How can this be done? I've tried multiple methods to get pandas datetime to work, but all of them gave me errors.

MathMan 99
  • 665
  • 1
  • 7
  • 19
  • What does `type(df_main['timeStamp'].iloc[0]` show? – DiMithras Dec 02 '22 at 14:56
  • It shows this: `pandas._libs.tslibs.timestamps.Timestamp` – MathMan 99 Dec 02 '22 at 15:00
  • If it is already a timestamp, then maybe a conversion is not needed and you can use the object directly to find the date? – Amadeus Dec 02 '22 at 15:02
  • Yes, should be fine. I've already registered to get api, will take a look – DiMithras Dec 02 '22 at 15:03
  • Also [docs](https://pandas.pydata.org/pandas-docs/stable/reference/api/pandas.Timestamp.date.html#pandas.Timestamp.date). you can extract the date by doing a `df_main['timeStamp'].date` – Amadeus Dec 02 '22 at 15:05
  • @LucaZangari I've tried that but gives an error `AttributeError: 'Series' object has no attribute 'date'` – MathMan 99 Dec 02 '22 at 15:08
  • Have you considered using `datetime` lib? Apply `strptime(timestamp, '%Y-%m-%d %H:%M:%S')` to all values in the column to parse the timestamps – lotrus28 Dec 02 '22 at 15:13
  • just use `pd.to_datetime(df_main['timeStamp'])`. unit='s' is used if your input is Unix time as seconds since the epoch. If your input already is converted to datetime, remove the call to pd.to_datetime. – FObersteiner Dec 02 '22 at 15:14
  • @lotrus28 that did not work either for me – MathMan 99 Dec 02 '22 at 15:17
  • @FObersteiner that also did not work – MathMan 99 Dec 02 '22 at 15:17
  • please verify that your example is reproducible -> [mre] – FObersteiner Dec 02 '22 at 15:19
  • Yes, it is reproducible, I found the error. In a `for` loop on first iteration there is `1663611287` which is super fine to convert. But on next iteration there is `2022-09-19 18:14:47`, a date that does not need conversion. You need to supply your code with `if` statement checking for type of values you get in `df_main['timeStamp']` on each iteration. – DiMithras Dec 02 '22 at 15:30
  • @DiMithras Alright, thank you. I'll try to do that! – MathMan 99 Dec 02 '22 at 15:33
  • 2
    @MathMan99 actually, the api is fine, it only provides timestamps. What's happening here, you have `df_main = df_main.append(df_temp)`, that means you mix `timestamps` with casted `datetime`. that results in an error.

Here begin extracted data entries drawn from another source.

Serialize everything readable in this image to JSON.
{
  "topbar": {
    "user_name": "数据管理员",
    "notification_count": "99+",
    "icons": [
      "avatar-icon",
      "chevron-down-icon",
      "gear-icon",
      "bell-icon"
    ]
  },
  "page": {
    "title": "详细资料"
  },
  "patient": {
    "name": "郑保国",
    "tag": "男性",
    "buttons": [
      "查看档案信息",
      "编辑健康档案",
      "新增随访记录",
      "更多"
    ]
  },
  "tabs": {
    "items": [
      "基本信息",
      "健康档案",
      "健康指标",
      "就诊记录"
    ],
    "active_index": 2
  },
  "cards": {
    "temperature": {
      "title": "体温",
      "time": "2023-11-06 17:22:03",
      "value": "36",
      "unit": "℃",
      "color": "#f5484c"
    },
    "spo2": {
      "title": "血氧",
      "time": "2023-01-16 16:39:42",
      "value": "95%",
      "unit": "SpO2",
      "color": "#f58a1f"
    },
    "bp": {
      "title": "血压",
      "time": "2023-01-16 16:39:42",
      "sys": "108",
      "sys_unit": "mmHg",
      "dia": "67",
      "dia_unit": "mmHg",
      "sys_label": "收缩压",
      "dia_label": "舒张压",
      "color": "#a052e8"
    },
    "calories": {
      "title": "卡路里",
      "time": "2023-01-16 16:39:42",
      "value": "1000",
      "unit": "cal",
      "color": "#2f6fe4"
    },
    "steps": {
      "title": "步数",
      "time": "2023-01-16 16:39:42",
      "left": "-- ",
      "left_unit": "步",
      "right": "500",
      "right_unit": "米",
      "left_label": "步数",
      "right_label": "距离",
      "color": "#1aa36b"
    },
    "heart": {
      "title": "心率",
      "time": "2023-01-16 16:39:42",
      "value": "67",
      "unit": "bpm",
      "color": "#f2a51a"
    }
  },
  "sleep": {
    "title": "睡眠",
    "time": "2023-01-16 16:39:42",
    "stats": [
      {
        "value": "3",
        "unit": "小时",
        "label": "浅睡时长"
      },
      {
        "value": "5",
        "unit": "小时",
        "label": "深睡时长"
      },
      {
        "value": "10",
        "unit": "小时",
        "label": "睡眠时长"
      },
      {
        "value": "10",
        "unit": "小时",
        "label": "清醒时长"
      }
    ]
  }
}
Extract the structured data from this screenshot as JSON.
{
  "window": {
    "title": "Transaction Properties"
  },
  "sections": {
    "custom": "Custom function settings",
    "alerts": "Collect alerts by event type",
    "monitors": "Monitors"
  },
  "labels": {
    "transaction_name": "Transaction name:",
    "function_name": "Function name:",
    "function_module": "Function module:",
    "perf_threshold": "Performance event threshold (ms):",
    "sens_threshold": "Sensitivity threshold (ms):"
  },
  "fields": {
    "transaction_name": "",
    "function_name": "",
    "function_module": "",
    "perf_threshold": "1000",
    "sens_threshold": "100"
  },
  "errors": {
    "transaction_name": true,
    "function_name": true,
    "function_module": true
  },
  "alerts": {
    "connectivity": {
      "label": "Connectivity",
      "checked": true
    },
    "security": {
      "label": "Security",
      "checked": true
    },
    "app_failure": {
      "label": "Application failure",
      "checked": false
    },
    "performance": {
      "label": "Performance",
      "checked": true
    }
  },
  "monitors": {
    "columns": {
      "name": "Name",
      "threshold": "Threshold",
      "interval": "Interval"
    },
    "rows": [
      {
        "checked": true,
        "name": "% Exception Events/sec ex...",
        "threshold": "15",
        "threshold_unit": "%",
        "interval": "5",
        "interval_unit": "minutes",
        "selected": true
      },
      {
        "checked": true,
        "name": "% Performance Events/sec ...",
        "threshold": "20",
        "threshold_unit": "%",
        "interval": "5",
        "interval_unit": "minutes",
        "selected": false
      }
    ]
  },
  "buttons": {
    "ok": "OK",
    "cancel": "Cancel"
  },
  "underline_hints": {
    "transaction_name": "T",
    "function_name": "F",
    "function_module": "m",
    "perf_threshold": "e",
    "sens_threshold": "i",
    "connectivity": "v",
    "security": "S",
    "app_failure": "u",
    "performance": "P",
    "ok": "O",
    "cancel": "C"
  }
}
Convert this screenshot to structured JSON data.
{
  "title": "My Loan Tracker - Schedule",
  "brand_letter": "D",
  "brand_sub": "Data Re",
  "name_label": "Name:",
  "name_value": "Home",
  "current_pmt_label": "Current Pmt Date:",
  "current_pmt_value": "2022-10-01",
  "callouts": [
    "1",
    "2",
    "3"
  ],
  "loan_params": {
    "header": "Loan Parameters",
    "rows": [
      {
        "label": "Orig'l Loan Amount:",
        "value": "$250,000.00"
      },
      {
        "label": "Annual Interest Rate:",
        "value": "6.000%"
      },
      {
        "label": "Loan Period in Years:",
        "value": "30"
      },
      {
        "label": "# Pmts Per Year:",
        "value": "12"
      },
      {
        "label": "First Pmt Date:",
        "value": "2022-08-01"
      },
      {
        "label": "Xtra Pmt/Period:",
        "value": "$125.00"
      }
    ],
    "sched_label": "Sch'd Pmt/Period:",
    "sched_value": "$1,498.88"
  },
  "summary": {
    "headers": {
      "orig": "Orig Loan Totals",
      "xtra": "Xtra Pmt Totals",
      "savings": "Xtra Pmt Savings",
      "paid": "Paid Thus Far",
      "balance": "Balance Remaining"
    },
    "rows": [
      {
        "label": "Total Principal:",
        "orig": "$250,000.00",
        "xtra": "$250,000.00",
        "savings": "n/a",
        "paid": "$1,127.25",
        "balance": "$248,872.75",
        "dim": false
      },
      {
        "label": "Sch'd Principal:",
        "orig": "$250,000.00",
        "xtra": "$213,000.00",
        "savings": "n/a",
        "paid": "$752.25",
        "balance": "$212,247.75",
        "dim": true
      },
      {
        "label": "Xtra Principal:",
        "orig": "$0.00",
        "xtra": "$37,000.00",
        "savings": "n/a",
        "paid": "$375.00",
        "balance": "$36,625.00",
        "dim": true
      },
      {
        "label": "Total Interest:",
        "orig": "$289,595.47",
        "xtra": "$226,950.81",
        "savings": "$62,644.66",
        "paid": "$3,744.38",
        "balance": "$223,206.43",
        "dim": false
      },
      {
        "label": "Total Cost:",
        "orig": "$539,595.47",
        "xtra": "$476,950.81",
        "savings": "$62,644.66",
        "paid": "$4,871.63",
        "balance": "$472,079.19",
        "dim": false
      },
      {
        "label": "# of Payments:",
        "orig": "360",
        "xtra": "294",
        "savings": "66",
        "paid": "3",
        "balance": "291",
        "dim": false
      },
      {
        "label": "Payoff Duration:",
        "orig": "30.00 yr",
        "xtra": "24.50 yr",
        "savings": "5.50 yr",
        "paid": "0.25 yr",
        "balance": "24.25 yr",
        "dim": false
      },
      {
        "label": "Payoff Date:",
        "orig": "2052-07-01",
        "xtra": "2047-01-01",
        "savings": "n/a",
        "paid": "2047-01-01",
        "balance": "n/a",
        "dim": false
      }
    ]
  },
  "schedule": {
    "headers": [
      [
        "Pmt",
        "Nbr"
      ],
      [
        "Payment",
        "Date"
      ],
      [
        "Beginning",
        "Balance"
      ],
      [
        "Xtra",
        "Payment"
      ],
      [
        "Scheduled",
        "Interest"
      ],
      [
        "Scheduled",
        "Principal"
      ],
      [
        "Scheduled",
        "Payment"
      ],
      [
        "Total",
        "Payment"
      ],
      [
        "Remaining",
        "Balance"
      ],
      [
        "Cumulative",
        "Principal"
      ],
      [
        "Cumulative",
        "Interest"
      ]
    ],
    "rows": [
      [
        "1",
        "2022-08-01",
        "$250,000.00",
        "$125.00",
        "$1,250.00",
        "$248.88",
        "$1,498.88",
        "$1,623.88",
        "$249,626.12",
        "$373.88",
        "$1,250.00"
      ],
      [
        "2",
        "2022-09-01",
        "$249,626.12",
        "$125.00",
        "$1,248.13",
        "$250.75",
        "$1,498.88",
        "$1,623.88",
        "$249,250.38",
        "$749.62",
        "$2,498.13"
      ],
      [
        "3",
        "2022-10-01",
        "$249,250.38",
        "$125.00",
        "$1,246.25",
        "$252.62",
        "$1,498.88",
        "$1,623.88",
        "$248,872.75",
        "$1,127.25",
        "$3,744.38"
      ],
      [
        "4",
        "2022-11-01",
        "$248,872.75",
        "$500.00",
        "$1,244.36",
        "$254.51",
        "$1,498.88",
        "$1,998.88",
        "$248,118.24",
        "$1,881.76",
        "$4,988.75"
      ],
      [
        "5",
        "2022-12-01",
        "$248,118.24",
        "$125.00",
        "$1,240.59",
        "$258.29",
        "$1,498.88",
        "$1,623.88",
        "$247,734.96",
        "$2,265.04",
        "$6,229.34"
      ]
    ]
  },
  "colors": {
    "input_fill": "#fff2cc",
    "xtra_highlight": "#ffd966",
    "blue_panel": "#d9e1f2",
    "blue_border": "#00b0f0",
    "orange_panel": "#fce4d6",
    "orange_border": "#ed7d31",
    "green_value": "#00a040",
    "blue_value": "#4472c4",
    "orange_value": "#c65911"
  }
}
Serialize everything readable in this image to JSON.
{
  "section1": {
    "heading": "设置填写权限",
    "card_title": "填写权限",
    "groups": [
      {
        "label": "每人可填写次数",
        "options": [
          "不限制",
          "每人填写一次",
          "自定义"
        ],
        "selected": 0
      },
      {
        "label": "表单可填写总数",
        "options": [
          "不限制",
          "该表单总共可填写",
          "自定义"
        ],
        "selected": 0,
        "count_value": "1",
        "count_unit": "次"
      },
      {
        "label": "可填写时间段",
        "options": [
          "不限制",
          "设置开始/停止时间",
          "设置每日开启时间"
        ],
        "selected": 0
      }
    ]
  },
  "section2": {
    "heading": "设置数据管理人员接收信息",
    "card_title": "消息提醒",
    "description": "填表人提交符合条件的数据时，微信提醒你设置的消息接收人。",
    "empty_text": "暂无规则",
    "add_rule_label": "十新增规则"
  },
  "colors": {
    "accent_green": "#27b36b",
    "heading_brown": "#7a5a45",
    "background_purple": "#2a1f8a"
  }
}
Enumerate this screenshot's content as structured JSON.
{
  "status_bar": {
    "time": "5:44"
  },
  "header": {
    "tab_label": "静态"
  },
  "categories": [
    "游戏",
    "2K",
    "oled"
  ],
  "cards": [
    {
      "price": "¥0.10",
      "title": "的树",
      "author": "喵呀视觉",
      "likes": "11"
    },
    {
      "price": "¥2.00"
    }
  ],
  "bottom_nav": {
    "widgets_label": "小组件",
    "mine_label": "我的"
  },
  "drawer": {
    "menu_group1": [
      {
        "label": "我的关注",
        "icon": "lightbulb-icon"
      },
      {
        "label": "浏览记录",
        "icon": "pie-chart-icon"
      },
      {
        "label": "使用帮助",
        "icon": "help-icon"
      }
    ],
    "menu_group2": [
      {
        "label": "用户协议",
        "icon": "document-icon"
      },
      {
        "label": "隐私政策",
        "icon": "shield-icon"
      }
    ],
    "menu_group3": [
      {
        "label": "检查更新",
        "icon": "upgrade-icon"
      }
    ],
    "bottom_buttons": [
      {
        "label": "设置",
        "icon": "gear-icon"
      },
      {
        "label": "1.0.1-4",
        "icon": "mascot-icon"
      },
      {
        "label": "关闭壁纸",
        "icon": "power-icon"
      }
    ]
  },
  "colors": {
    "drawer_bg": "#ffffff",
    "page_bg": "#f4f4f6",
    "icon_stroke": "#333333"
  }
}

You need to rework the logic on appending, so that when you cast `timestamps` to date, you do it only on `df_temp` and only than add it to `df_main` – DiMithras Dec 02 '22 at 15:38

1 Answers1

1

Here you go, it's working without an error:

page_number = 0
df_main = pd.DataFrame()
while True:
    for address in wallet_addresses:
        url=f'https://api.etherscan.io/api?module=account&action=txlist&address={address}&startblock=0&endblock=99999999&page={page_number}&offset=10&sort=asc&apikey={ether_api}'
        output = requests.get(url).text
        df_temp = pd.DataFrame(json.loads(output)['result'])
        df_temp['wallet_address'] = address
        page_number += 1
        df_temp['timeStamp'] = pd.to_datetime(df_temp['timeStamp'], unit='s')
        df_main = df_main.append(df_temp)
        if min(pd.to_datetime(df_main['timeStamp']).dt.date) < datetime(2022, 1, 1).date():
            pass

Wrong append

So, what has happened here. As suggested in the first comment under question we acknowledged the type of first record in df_main with type(df_main['timeStamp'].iloc[0]). With IPython and Jupyter-Notebook one can look what is happening with df_main just after receiving an error with it being populated on the last for loop iteration that failed.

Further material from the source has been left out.